The combination of RGB light creates white, while the combination of CMYK inks creates black. Therefore, it is physically impossible for the printing press to exactly reproduce colours as we see them on our monitors.
RGB to CMYK conversion
Many programs have the capability to convert the layout/images from the RGB colour space to the CMYK colour space. We request that you convert your colours from RGB to CMYK if your tools allow you to. By doing it yourself, you have maximum control over the results. You may notice a shift in colour when converting from RGB to CMYK. If you do not like the appearance in CMYK, we recommend that you adjust while working in CMYK (usually lightening).
Generally, you should specify CMYK colour builds that look a little lighter than you want, since the dots of ink "fatten up" on press, giving you more pigment on paper than you see on your monitor. Be especially careful to keep backgrounds light if there is black or dark coloured text over it, so that the text remains readable.
Should you not convert your files to CMYK we will convert as best possible when the file is prepped in our workflow system however we hold no responsibility for any colour accuracy whatsoever as our conversion may convert colours differently to what you require.
Will the colours match a sample I print out on my own printer, or a previously printed sample?
We calibrate our presses and equipment to a very rigorous industry standard for ink density and colour called ISO standard. Due to variation in conditions and equipment, we do not recommend using home or office printers to predict how images or colour will render when printed at our facility.
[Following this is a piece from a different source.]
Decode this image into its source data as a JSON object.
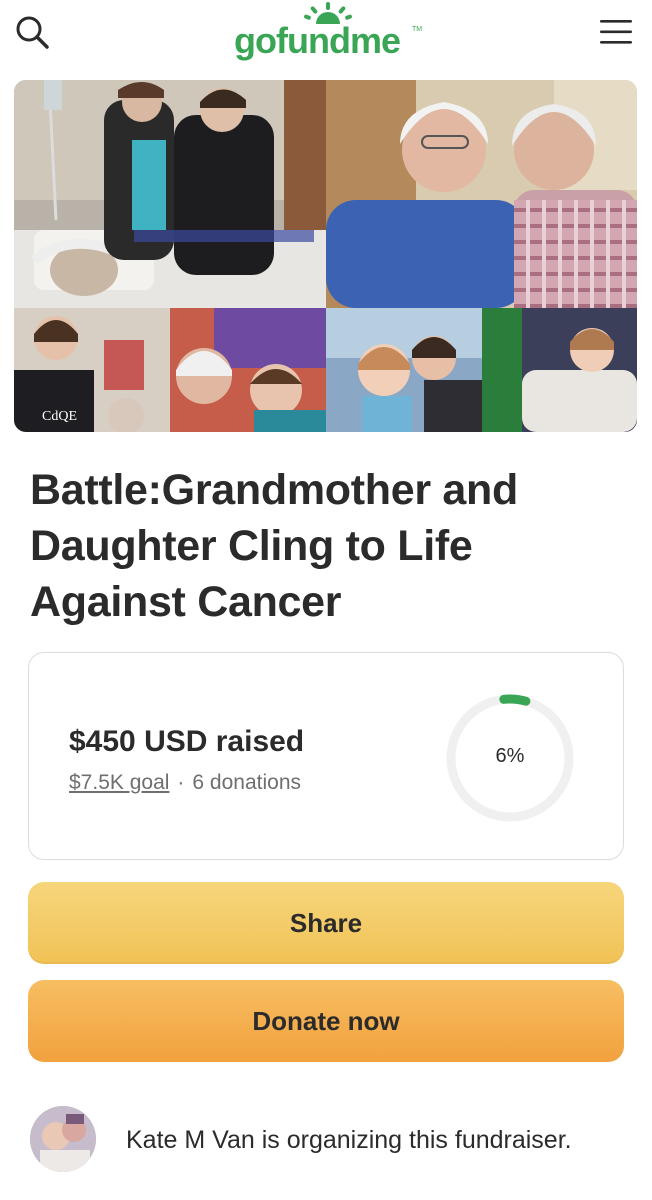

If you require precise colour match, please contact us to arrange for a hardcopy colour proof called a FOGRA. We will produce and send you a hard proof on equipment calibrated to our standard. When you approve and return the proof, we will strive to match the colour of the proof when printing your final piece. Please note that we can only provide this proof for coated stocks as it is not accurate for uncoated stocks like bond or cartridge papers.
There can be additional charges for precise colour match services. Also, if you request colour correction or other changes after you see your proof, there will be charges for colour correction time and a new proof.